Y por último, mencionabas una cuarta colección…
Sí, está vinculada a otro de mis libros, La infancia de las vanguardias. Cuando estaba trabajando en la colección de dibujo de la figura humana, me di cuenta de que al llegar a mediados del siglo XIX se empieza a poner en práctica en los programas de dibujo las teorías de Rousseau, es decir, dibujar para ser persona, no para ser artista, y vi que cada vez había más textos en los que el dibujo se enseñaba con métodos distintos del de la figura humana que me parecieron precedentes de la iconografía de las vanguardias. Los historiadores te cuentan que el siglo XX prácticamente sale de la nada pero yo reuní estos libros para probar la tesis de que la iconografía de las vanguardias fue creada por los profesores del siglo XIX. El libro La infancia de las vanguardias empieza con un cuaderno, un scrapbook de 1880, en el que página a página ves que un tipo en Londres en 1880 está haciendo collages como Arp, como Matisse, como Picasso o como Max Ernst, es decir, todo lo que va a suceder en el siglo XX. En realidad estos creadores llenan de otro tipo de ideas una iconografía que ya existía, la desarrollan, pero no la sacan de la nada. Así nace el dibujo moderno, de una combinación de muchos métodos de dibujo que después se convertían en juguetes plásticos. Por ejemplo en el siglo XIX se popularizó un juego matemático que había inventado Truchet un siglo antes, que inmediatamente se convirtió en juguete e incluso pasó a los tratados de arquitectura para hacer pavimento. Consistía en un cuadrado con una diagonal que delimitaba una parte pintada de un color y otra de otro, y con determinado número de estas piezas se podían crear millones de figuras distintas. Pues ahora, por cierto, ha llegado al mundo del arte contemporáneo porque lo han utilizado un par de artistas y la gente piensa que han inventado la pólvora, pero quien lo hizo fue Truchet a quien ninguno nombra.

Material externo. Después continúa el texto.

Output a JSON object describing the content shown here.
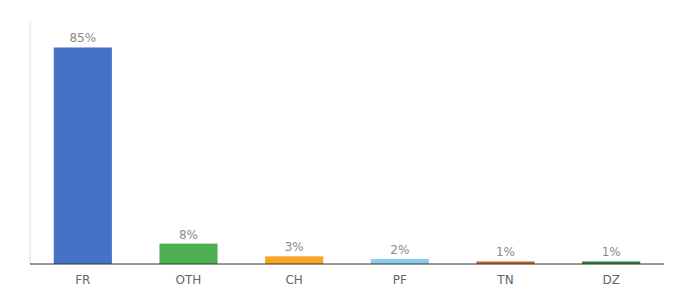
{
  "chart_data": {
    "type": "bar",
    "categories": [
      "FR",
      "OTH",
      "CH",
      "PF",
      "TN",
      "DZ"
    ],
    "values": [
      85,
      8,
      3,
      2,
      1,
      1
    ],
    "value_labels": [
      "85%",
      "8%",
      "3%",
      "2%",
      "1%",
      "1%"
    ],
    "colors": [
      "#4472c4",
      "#4caf50",
      "#f5a623",
      "#87ceeb",
      "#c0632b",
      "#2e7d32"
    ],
    "ylim": [
      0,
      95
    ],
    "data_labels": true,
    "tick_labels": "x"
  }
}
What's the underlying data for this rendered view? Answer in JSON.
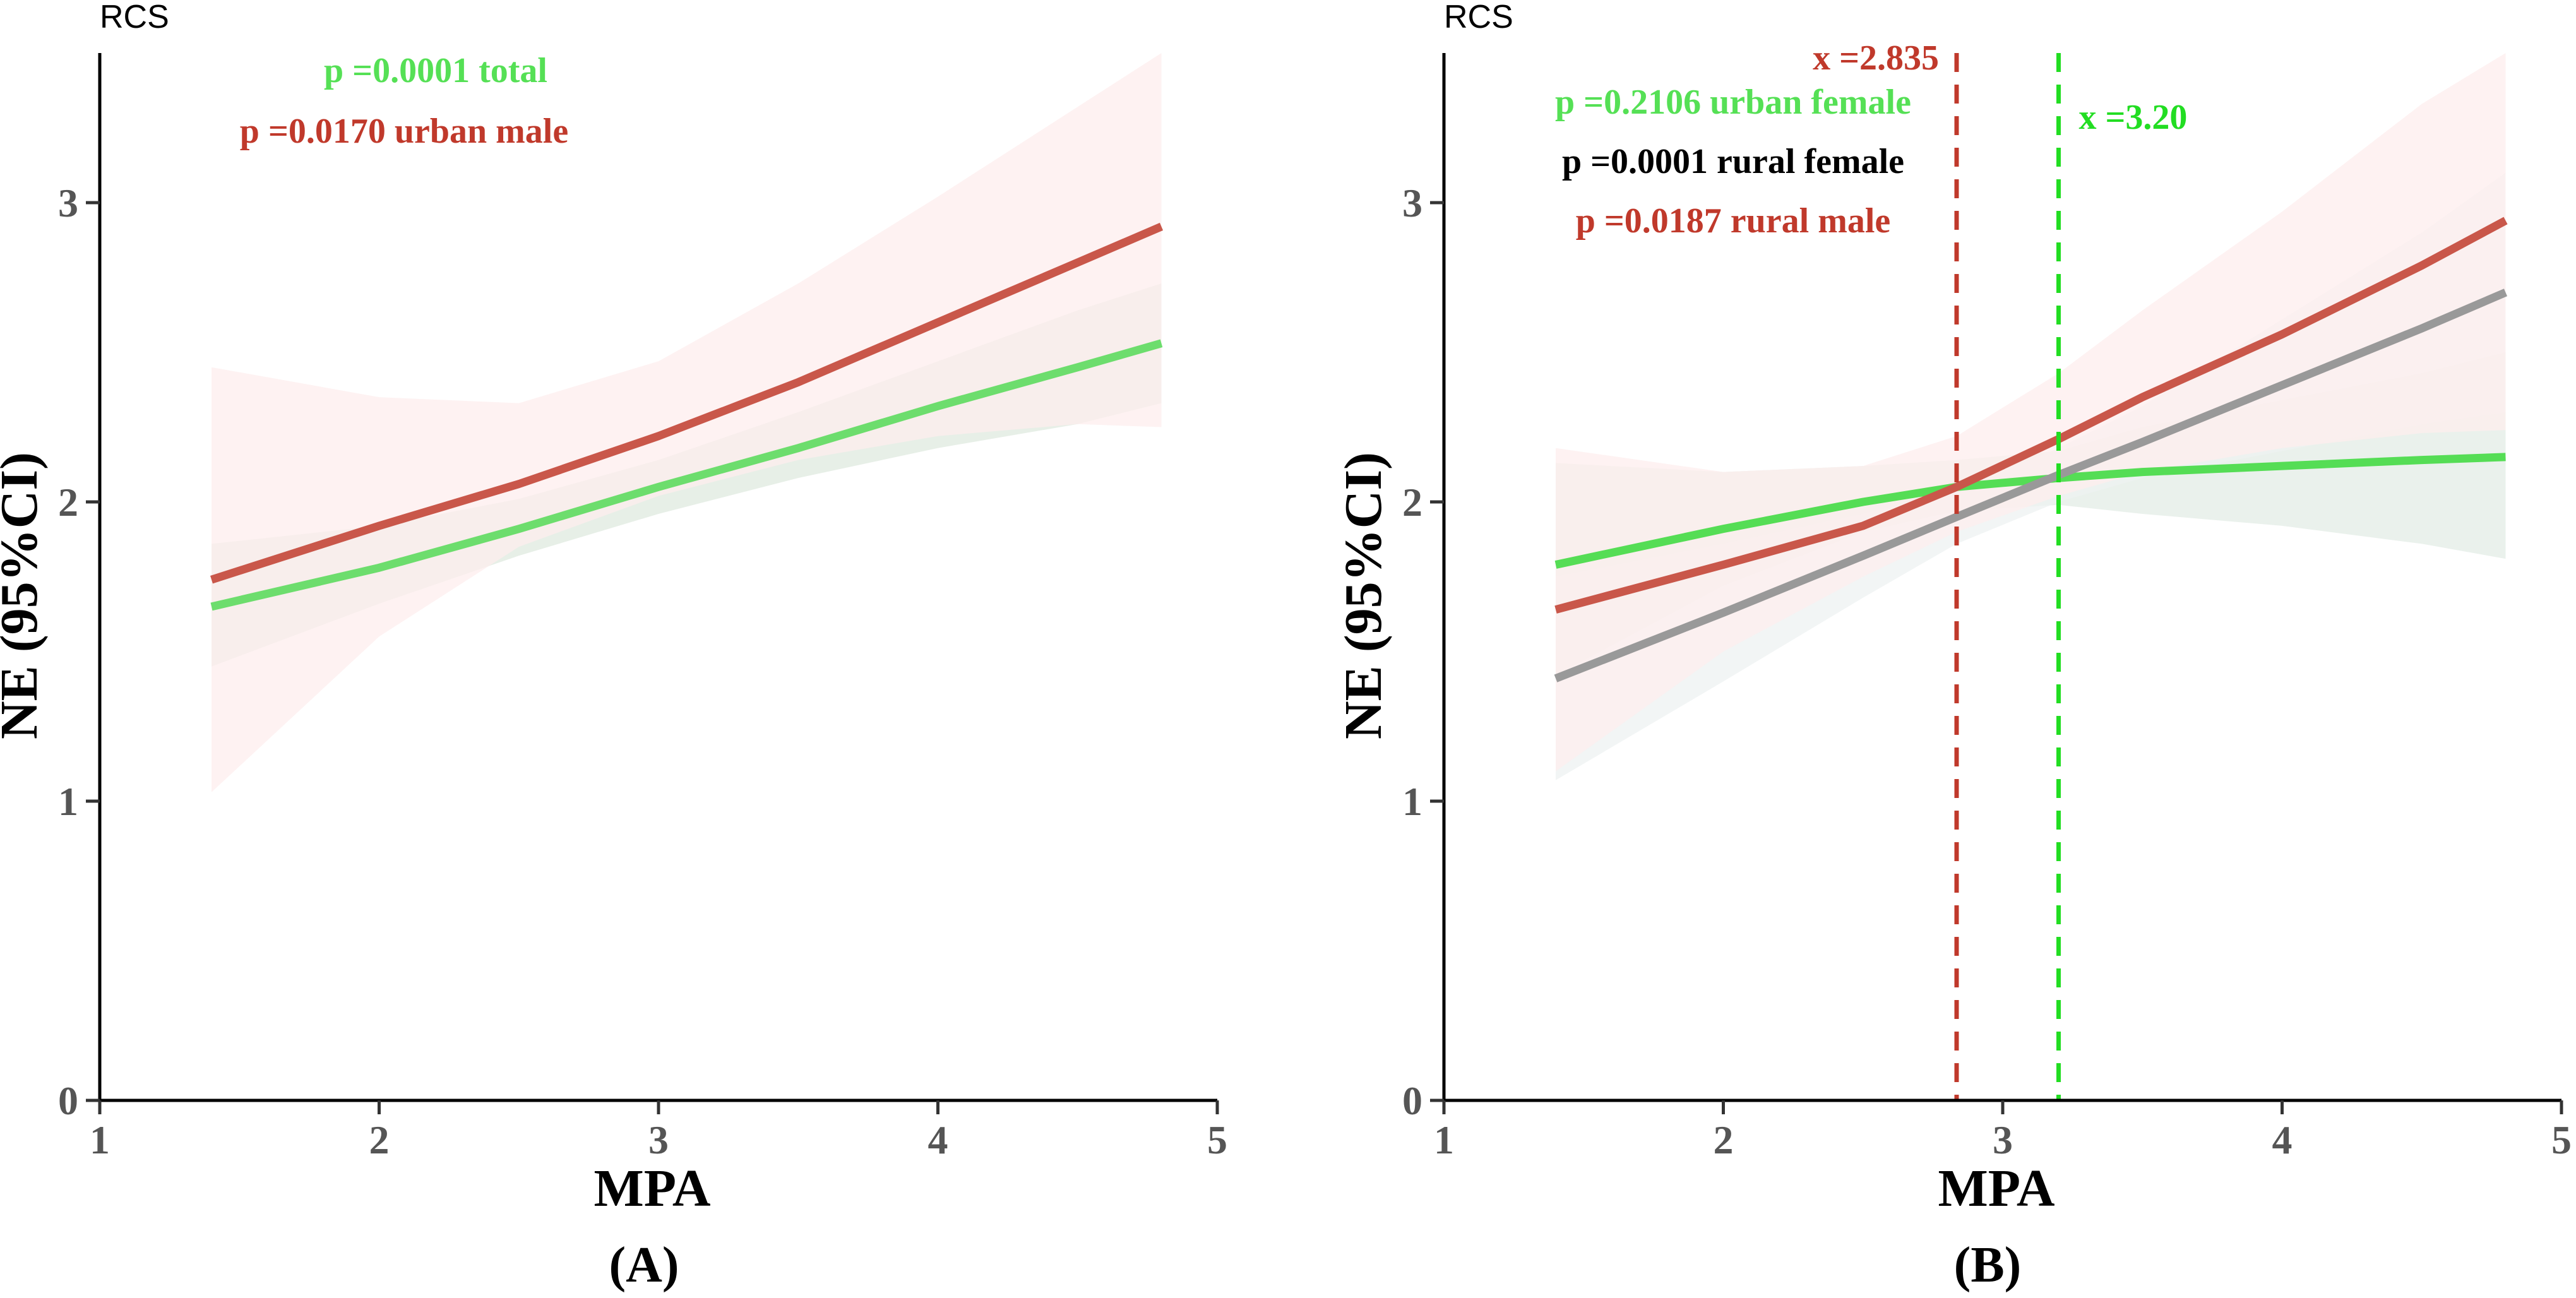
{
  "chart_data": [
    {
      "type": "line",
      "corner_label": "RCS",
      "panel_label": "(A)",
      "xlabel": "MPA",
      "ylabel": "NE (95%CI)",
      "xlim": [
        1,
        5
      ],
      "ylim": [
        0,
        3.5
      ],
      "xticks": [
        "1",
        "2",
        "3",
        "4",
        "5"
      ],
      "yticks": [
        "0",
        "1",
        "2",
        "3"
      ],
      "annotations": [
        {
          "text": "p =0.0001 total",
          "color": "#55e055"
        },
        {
          "text": "p =0.0170 urban male",
          "color": "#c0392b"
        }
      ],
      "series": [
        {
          "name": "total",
          "color": "#6ddd6d",
          "band_color": "#dfe9df",
          "x": [
            1.4,
            2.0,
            2.5,
            3.0,
            3.5,
            4.0,
            4.5,
            4.8
          ],
          "y": [
            1.65,
            1.78,
            1.91,
            2.05,
            2.18,
            2.32,
            2.45,
            2.53
          ],
          "lower": [
            1.45,
            1.66,
            1.82,
            1.96,
            2.08,
            2.18,
            2.26,
            2.33
          ],
          "upper": [
            1.86,
            1.92,
            2.01,
            2.14,
            2.3,
            2.47,
            2.64,
            2.73
          ]
        },
        {
          "name": "urban male",
          "color": "#c9574a",
          "band_color": "#fdeeee",
          "x": [
            1.4,
            2.0,
            2.5,
            3.0,
            3.5,
            4.0,
            4.5,
            4.8
          ],
          "y": [
            1.74,
            1.92,
            2.06,
            2.22,
            2.4,
            2.6,
            2.8,
            2.92
          ],
          "lower": [
            1.03,
            1.55,
            1.85,
            2.02,
            2.14,
            2.22,
            2.26,
            2.25
          ],
          "upper": [
            2.45,
            2.35,
            2.33,
            2.47,
            2.73,
            3.02,
            3.32,
            3.5
          ]
        }
      ],
      "ref_lines": []
    },
    {
      "type": "line",
      "corner_label": "RCS",
      "panel_label": "(B)",
      "xlabel": "MPA",
      "ylabel": "NE (95%CI)",
      "xlim": [
        1,
        5
      ],
      "ylim": [
        0,
        3.5
      ],
      "xticks": [
        "1",
        "2",
        "3",
        "4",
        "5"
      ],
      "yticks": [
        "0",
        "1",
        "2",
        "3"
      ],
      "annotations": [
        {
          "text": "p =0.2106  urban female",
          "color": "#55e055"
        },
        {
          "text": "p =0.0001  rural female",
          "color": "#000000"
        },
        {
          "text": "p =0.0187  rural male",
          "color": "#c0392b"
        }
      ],
      "series": [
        {
          "name": "urban female",
          "color": "#55dd55",
          "band_color": "#e3ece6",
          "x": [
            1.4,
            2.0,
            2.5,
            2.835,
            3.2,
            3.5,
            4.0,
            4.5,
            4.8
          ],
          "y": [
            1.79,
            1.91,
            2.0,
            2.05,
            2.08,
            2.1,
            2.12,
            2.14,
            2.15
          ],
          "lower": [
            1.42,
            1.72,
            1.9,
            1.97,
            1.99,
            1.96,
            1.92,
            1.86,
            1.81
          ],
          "upper": [
            2.13,
            2.1,
            2.12,
            2.14,
            2.17,
            2.25,
            2.34,
            2.43,
            2.5
          ]
        },
        {
          "name": "rural female",
          "color": "#999999",
          "band_color": "#eef2f2",
          "x": [
            1.4,
            2.0,
            2.5,
            2.835,
            3.2,
            3.5,
            4.0,
            4.5,
            4.8
          ],
          "y": [
            1.41,
            1.63,
            1.82,
            1.95,
            2.09,
            2.2,
            2.39,
            2.58,
            2.7
          ],
          "lower": [
            1.07,
            1.4,
            1.68,
            1.86,
            2.0,
            2.08,
            2.17,
            2.26,
            2.3
          ],
          "upper": [
            1.75,
            1.86,
            1.96,
            2.04,
            2.18,
            2.32,
            2.61,
            2.9,
            3.1
          ]
        },
        {
          "name": "rural male",
          "color": "#c9574a",
          "band_color": "#fdeeee",
          "x": [
            1.4,
            2.0,
            2.5,
            2.835,
            3.2,
            3.5,
            4.0,
            4.5,
            4.8
          ],
          "y": [
            1.64,
            1.79,
            1.92,
            2.05,
            2.21,
            2.35,
            2.56,
            2.79,
            2.94
          ],
          "lower": [
            1.1,
            1.5,
            1.75,
            1.9,
            2.02,
            2.1,
            2.18,
            2.23,
            2.24
          ],
          "upper": [
            2.18,
            2.1,
            2.12,
            2.22,
            2.43,
            2.64,
            2.97,
            3.33,
            3.5
          ]
        }
      ],
      "ref_lines": [
        {
          "x": 2.835,
          "label": "x =2.835",
          "color": "#c0392b"
        },
        {
          "x": 3.2,
          "label": "x =3.20",
          "color": "#22dd22"
        }
      ]
    }
  ]
}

Precisamente de esta colección surgió a su vez la de juguetes de construcción que se ha expuesto en el Círculo de Bellas Artes. En cierto momento empecé a ver que entre estos juegos que he mencionado había también juguetes de construcción que, a partir de la muerte de Froebel (a mediados del XIX), que había creado una caja de arquitectura sin mucho desarrollo, empiezan a popularizarse y a vivir las mismas fases que la arquitectura moderna. Esta colección explicaba esta evolución paralela.
Como ves todo está relacionado. En conclusión te diría que la de coleccionista podría ser una profesión en sí misma porque requiere muchísimo trabajo, y que en mi caso colecciono para reforzar mi territorio como escultor, pero que no me llamen ni nostálgico, ni anticuado, ni desfasado, ni academicista, porque yo mi trabajo lo hago desde un profundo conocimiento.